# 🛍️ Retail Sales ETL & Analysis Project

This notebook demonstrates a complete ETL (Extract, Transform, Load) process on retail sales data for January and February. It includes SQL-style queries and visualizations for insight generation.

In [None]:
import pandas as pd
import sqlite3
import matplotlib.pyplot as plt
import seaborn as sns
sns.set(style="whitegrid")


## 📥 Step 1: Extract Data

In [None]:
sales_jan = pd.read_csv('sales_jan.csv')
sales_feb = pd.read_csv('sales_feb.csv')
products = pd.read_csv('products.csv')

# Combine sales data
sales = pd.concat([sales_jan, sales_feb])
sales.head()

## 🔄 Step 2: Transform Data

In [None]:
# Calculate total amount
sales['TotalAmount'] = sales['Quantity'] * sales['Price']

# Merge with product info
sales = sales.merge(products, on='ProductID')

# Convert date column
sales['Date'] = pd.to_datetime(sales['Date'])
sales.head()

## 💾 Step 3: Load into SQLite Database

In [None]:
conn = sqlite3.connect('retail.db')
sales.to_sql('sales_data', conn, if_exists='replace', index=False)

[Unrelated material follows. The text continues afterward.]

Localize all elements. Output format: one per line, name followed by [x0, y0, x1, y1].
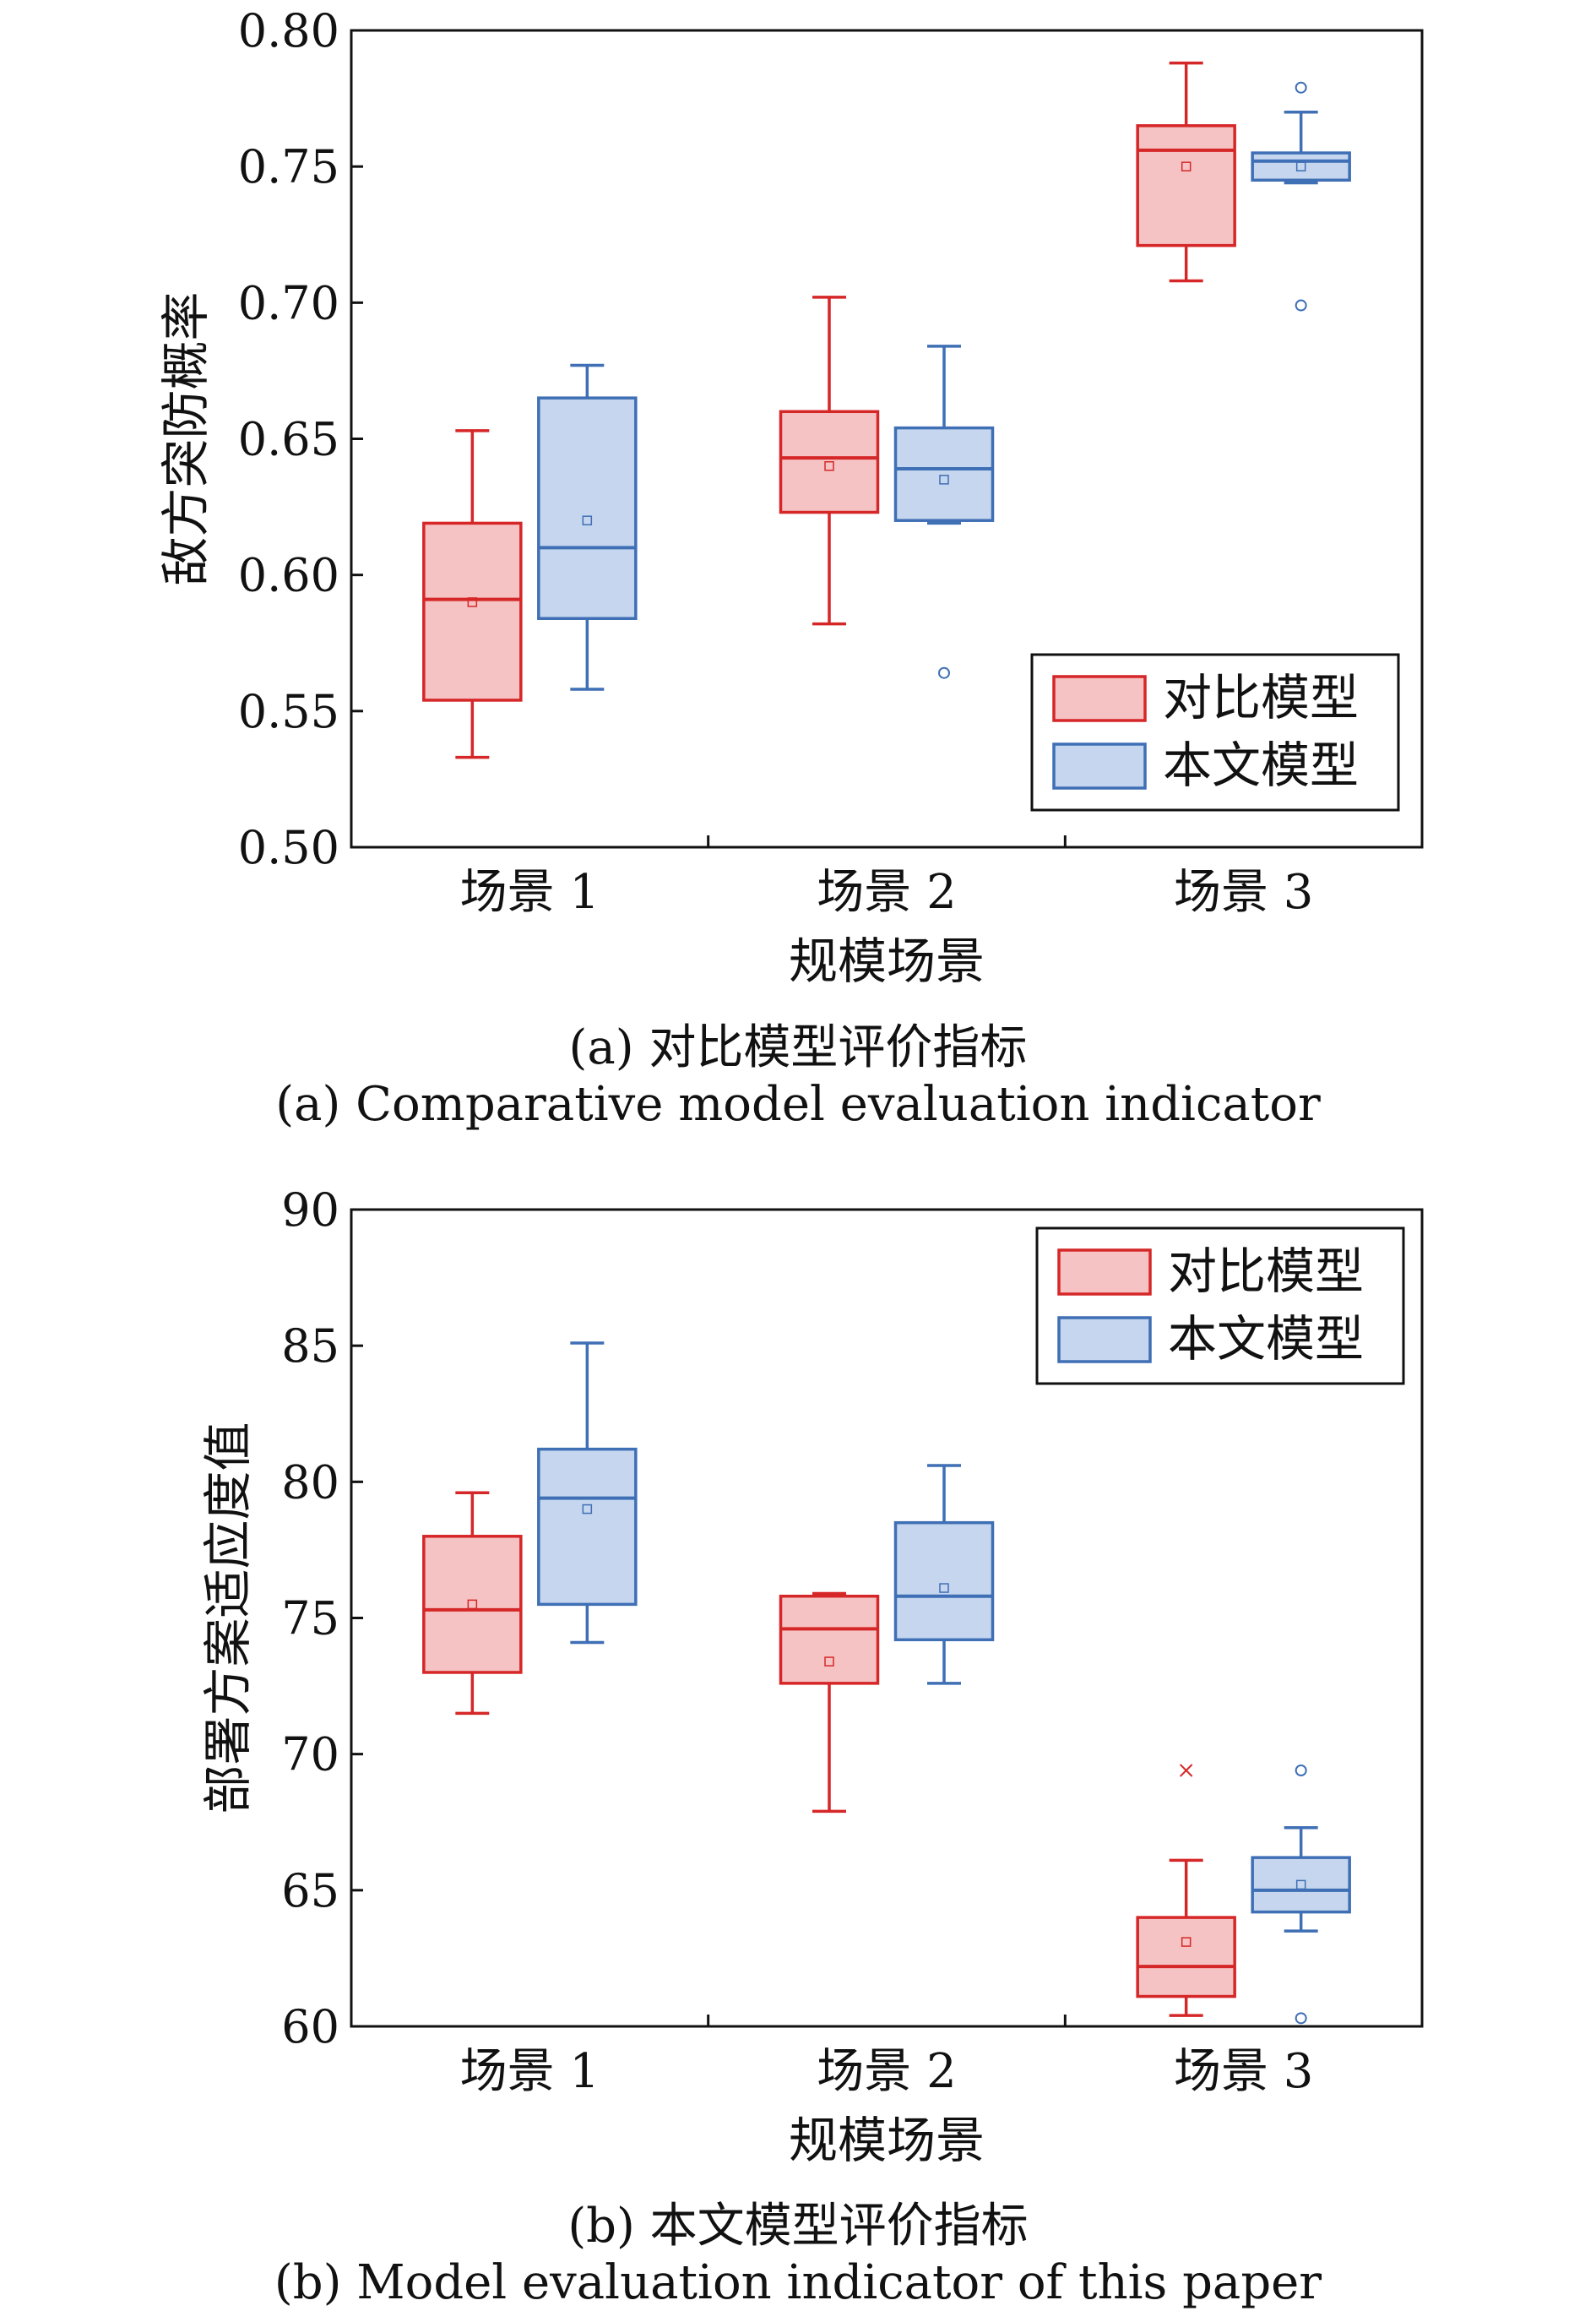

## 📊 Step 4: SQL Queries for Insights

In [None]:
query = '''
SELECT strftime('%Y-%m', Date) AS Month, SUM(TotalAmount) AS Revenue
FROM sales_data
GROUP BY Month
'''
pd.read_sql(query, conn)

In [None]:
query = '''
SELECT ProductName, SUM(TotalAmount) AS TotalRevenue
FROM sales_data
GROUP BY ProductName
ORDER BY TotalRevenue DESC
LIMIT 5
'''
pd.read_sql(query, conn)

In [None]:
query = '''
SELECT Category, SUM(Quantity) AS TotalSold
FROM sales_data
GROUP BY Category
ORDER BY TotalSold DESC
'''
pd.read_sql(query, conn)

In [None]:
query = '''
SELECT AVG(TotalAmount) AS AvgOrderValue
FROM sales_data
'''
pd.read_sql(query, conn)

## 📈 Step 5: Visualizations

In [None]:
# Monthly revenue bar chart
monthly_sales = sales.groupby(sales['Date'].dt.to_period('M'))['TotalAmount'].sum()
monthly_sales.plot(kind='bar', title='Monthly Sales Revenue', ylabel='Revenue', xlabel='Month')
plt.show()


In [None]:
# Category-wise sales pie chart
category_sales = sales.groupby('Category')['TotalAmount'].sum()
category_sales.plot(kind='pie', autopct='%1.1f%%', title='Sales by Category')
plt.ylabel('')
plt.show()


## 🧠 Step 6: Business Insights & Recommendations

- **Insight 1:** Revenue increased in February, mainly driven by smartphone sales.
- **Insight 2:** Electronics dominate the revenue share.
- **Recommendation:** Focus marketing efforts on top-performing products and consider bundling accessories like chargers with smartphones.